Ces signes, il faut les rapprocher de ceux qui constellent les pages des cahiers d’Antonin Artaud, dont Sylvain Tanquerel dit ceci : « Ce que nous voyons (et non ce que nous pouvons seulement lire) au fil de ces pages, ce sont, intriquées dans l’écriture au point de faire corps avec elle, des séries d’objets, blocs, boîtes, clous, qui se mêlent à des membres, des fragments de visages, des croquis de corps constellés de points, de barres, de signes improbables ». Dessins dont Artaud explique qu’ils « sont purement et simplement la reproduction sur le papier d’un geste magique que j’ai exercé dans l’espace vrai avec le souffle de mes poumons et mes mains avec ma tête et mes 2 pieds avec mon tronc et mes artères, etc. ». Ce caractère magique du geste scriptural de l’écrivain érigeant textes et dessins d’un même corps, prolongement de son propre corps, dans la simultanéité du geste et de son résultat sur la page, sans intervention d’un raisonnement logique ou de la moindre chaîne de causalité, constitue une caractéristique essentielle de l’œuvre d’Artaud.

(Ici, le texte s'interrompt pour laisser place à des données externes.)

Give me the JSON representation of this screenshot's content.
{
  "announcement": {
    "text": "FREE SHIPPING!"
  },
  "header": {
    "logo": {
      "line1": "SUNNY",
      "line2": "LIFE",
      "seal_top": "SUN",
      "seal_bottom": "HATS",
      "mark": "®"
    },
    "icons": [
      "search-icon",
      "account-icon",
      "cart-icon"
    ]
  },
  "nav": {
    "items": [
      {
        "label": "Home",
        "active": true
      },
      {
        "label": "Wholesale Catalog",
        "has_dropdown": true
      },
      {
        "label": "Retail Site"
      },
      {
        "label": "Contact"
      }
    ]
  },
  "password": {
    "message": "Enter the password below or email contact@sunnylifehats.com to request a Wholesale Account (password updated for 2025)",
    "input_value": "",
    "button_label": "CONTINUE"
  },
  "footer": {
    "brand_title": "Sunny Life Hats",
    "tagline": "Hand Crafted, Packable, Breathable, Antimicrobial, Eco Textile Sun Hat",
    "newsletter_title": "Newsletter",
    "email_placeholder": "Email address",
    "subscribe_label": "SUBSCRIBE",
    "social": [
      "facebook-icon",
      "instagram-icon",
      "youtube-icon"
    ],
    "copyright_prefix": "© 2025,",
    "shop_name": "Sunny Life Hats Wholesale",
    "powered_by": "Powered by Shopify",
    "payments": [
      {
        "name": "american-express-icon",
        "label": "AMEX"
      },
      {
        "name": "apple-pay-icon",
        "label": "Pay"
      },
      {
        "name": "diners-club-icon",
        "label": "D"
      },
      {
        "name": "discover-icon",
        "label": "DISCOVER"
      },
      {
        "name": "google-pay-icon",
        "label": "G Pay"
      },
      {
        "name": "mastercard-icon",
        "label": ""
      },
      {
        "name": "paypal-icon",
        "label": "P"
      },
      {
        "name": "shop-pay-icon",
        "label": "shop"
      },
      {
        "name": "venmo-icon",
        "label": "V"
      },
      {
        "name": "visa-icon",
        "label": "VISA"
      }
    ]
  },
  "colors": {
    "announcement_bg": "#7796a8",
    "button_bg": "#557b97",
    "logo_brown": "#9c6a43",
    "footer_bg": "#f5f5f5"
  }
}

La préface de Patrick Lepetit est consacrée précisément à ce caractère magique, illustré par les quelques vers d’Artaud placés en exergue : « On ne veut pas croire en l’importance fabuleuse / Capitale déterminante / De la magie / Dans la structure dynamique du monde » (Cahier 394, 1948). Hasard objectif, celui des objets et végétaux ramassés dans la nature et rassemblés sur une toile posée au sol, que l’artiste, autant que le chat dans ses errances sur la toile, rapprochent au gré de leur fantaisie, qui n’est rien d’autre ici, souligne Patrick Lepetit, que la « vertu magique de la rencontre », à laquelle par la présence de la petite épée de Tolède est associé directement Antonin Artaud.

 

La trame du livre est constituée de 24 dessins aux titres évocateurs : La petite épée de Tolède, La Percée, L’Aube, Le cordon rouge, Le Jaillissement, L’Apparition, La Béquille, Le Pont, L’Accroche, La Matière qui mange, L’Être-serpent, l’Aiguillon de feu, La Ponte, le Crépuscule, La Taupe, Renversement, L’Étang de l’Ours, Tremblement, L’emprise Saturne, Le Combat, Le Chien sans tête, Le Sifflement de l’Ombre, La Foudre, Danse de Langue, semblant dire la fusion de l’esprit et de la matière, des sphères terrestres et cosmiques, des mondes animaux et minéraux. L’univers en son entier, dans sa présence charnelle et frémissante, se présente à nous à travers ces titres, qui en eux-mêmes constituent déjà poème. Les dessins sont insolites, à la fois chargés de la concrétude des matières composant les objets dont ils sont nés - bois, métal, pierre, plume, poils… - dont l’artiste se plait à rendre de son crayon la moindre aspérité ou sinuosité, de la plasticité des constellations de formes - creux et pleins - issues de l’assemblage d’objets volontairement hétéroclites dans leur nature comme dans leur topologie, du mystère qui se dégage de l’absence de liens fonctionnels entre les objets. L’artiste illustre chaque dessin de quelques mots désignant les éléments qui le composent, une façon de mêler textes et dessins en un même surgissement, en référence à la démarche d’Artaud dans ses cahiers. Citons encore Tanquerel : « ce que le geste d’Artaud s’attache à produire, ce n’est pas du texte ou du dessin (graphes se présentant comme des traces de l’événement corporel), mais bien ce qu’il nomme une « matière électrique » qui « naît à ce moment et instantanément dans le corps » ». C’est précisément de cette matière électrique que les deux poètes composent leurs textes surgis de l’intime.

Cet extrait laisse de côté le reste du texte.